Le Crif : Depuis le 7-Octobre et l’attaque terroriste du Hamas, une flambée d’actes et menaces antisémites est apparue en France et en Europe. Quels actes, propos ou menaces avez-vous pu constater dans votre ville et quelles sont les mesures qui vous paraissent les plus efficaces, les plus importantes à prendre ou à renforcer pour endiguer cette résurgence d’antisémitisme, notamment dans les quartiers populaires où les pires dérives et amalgames sont parfois observés en conséquence des événements du Proche-Orient ?
Karim Bouamrane : Je suis un Français et un républicain. Nous devons être intransigeant avec le racisme et l’antisémitisme, avec toute forme de discrimination. Et quand la loi n’est pas respectée, les sanctions doivent fermement s’appliquer. J’ai toujours été ferme sur cette question. Aucune dérive en la matière ne peut être tolérée. Je crois et continue de croire que l’éducation et l’école sont les meilleurs vecteurs pour transmettre et inculquer nos valeurs fondamentales de respect, de tolérance et de refus des discriminations, dont le racisme et l’antisémitisme sont les pires expressions. La laïcité en ce sens est essentielle. C’est elle qui nous permet de vivre ensemble, on doit tout faire pour que chaque enfant de la République puisse la faire sienne.
Les pouvoirs publics doivent continuer de s’impliquer dans la lutte contre l’antisémitisme et contre toutes les formes de racisme. C’est dans l’action, la mobilisation et la sensibilisation que nous allons endiguer les actes et les discours antisémites. L’autorité de la loi et de la Justice est pour le reste là, elle doit s’appliquer, à chaque fois pour jamais ne rien laisser passer en matière d’antisémitisme. Je suis aussi contre toute forme d’importation du conflit au Proche-Orient qui répondrait à une instrumentalisation politicienne. Je l’ai exprimé à de nombreuses reprises. On doit pouvoir débattre en paix et en sérénité de ce conflit tragique sans nous déchirer chez nous.

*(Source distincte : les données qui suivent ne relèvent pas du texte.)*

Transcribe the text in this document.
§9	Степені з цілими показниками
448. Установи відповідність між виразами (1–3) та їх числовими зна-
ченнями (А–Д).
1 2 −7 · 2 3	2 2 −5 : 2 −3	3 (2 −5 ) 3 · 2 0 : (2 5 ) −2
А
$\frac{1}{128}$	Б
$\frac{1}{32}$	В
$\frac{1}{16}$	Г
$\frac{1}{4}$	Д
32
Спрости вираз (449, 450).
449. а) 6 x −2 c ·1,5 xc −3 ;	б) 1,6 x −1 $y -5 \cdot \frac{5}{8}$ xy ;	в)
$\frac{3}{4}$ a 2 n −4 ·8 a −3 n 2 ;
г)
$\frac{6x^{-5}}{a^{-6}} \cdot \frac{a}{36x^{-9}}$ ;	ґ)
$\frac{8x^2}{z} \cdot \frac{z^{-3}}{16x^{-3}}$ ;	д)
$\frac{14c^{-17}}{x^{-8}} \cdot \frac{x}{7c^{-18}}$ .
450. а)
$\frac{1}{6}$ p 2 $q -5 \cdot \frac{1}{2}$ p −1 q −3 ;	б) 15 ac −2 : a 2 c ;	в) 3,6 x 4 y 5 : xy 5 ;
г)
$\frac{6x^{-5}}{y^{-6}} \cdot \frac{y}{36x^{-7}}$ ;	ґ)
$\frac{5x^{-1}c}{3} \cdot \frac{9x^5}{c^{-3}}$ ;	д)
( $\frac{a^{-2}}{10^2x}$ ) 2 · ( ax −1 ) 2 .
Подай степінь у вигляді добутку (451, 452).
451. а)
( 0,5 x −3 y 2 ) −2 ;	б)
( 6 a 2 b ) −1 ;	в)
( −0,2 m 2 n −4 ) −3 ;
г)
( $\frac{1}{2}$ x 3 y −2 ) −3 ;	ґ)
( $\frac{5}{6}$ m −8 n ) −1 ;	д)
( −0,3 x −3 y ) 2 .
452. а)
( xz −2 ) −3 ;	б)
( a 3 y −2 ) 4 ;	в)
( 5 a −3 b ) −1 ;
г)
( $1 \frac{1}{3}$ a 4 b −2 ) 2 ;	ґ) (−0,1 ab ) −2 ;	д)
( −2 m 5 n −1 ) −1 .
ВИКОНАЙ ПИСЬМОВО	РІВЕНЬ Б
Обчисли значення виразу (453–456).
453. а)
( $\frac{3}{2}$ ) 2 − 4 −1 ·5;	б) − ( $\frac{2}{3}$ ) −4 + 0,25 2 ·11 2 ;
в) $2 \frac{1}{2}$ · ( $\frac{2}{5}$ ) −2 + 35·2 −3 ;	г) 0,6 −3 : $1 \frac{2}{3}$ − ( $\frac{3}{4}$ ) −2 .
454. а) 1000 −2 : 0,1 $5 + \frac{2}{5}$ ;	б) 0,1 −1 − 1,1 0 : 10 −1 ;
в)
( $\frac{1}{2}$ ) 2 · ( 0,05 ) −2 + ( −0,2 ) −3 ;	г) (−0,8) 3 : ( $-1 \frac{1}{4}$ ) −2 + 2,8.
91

J’ai pour ma part toujours défendu la paix avec une solution à deux États entre Israël et Palestine. J’ai dénoncé de toutes mes forces les attaques terroristes du Hamas du 7 octobre 2023. Et cela ne m'empêche pas de dénoncer avec vigueur la politique de Monsieur Netanyahou et je m’associe avec tous les militants israéliens qui se battent pour un projet alternatif caractérisé par la coexistence pacifique entre un État israélien et un État palestinien. Aussi, depuis le 7 octobre 2023, je demande et défends la libération de tous les otages israéliens. Je suis heureux pour les familles qui ont pu récemment retrouver les leurs après des mois terribles en captivité. Je mesure aussi et partage la douleur des familles qui ont vu les leur mourir alors qu’ils étaient otages. Jeudi 20 février, les corps de quatre otages israéliens détenus à Gaza ont été rendus à leurs familles par le Hamas, dont ceux de la famille Bibas. J’ai une pensée pour eux comme pour toutes les familles des victimes.
Enfin, je dirais une chose simple : si nous voulons, nous Français, être un facteur de paix entre Israël et la Palestine, alors nous devons montrer un visage de paix nous-mêmes ! Comment voulez-vous avoir le moindre poids en faveur de la paix, si on se déchire comme on se déchire en France sur cette question ? Comme je l’ai dit récemment sur Radio J, les communautés juives et musulmanes françaises doivent travailler ensemble mais surtout être ensemble.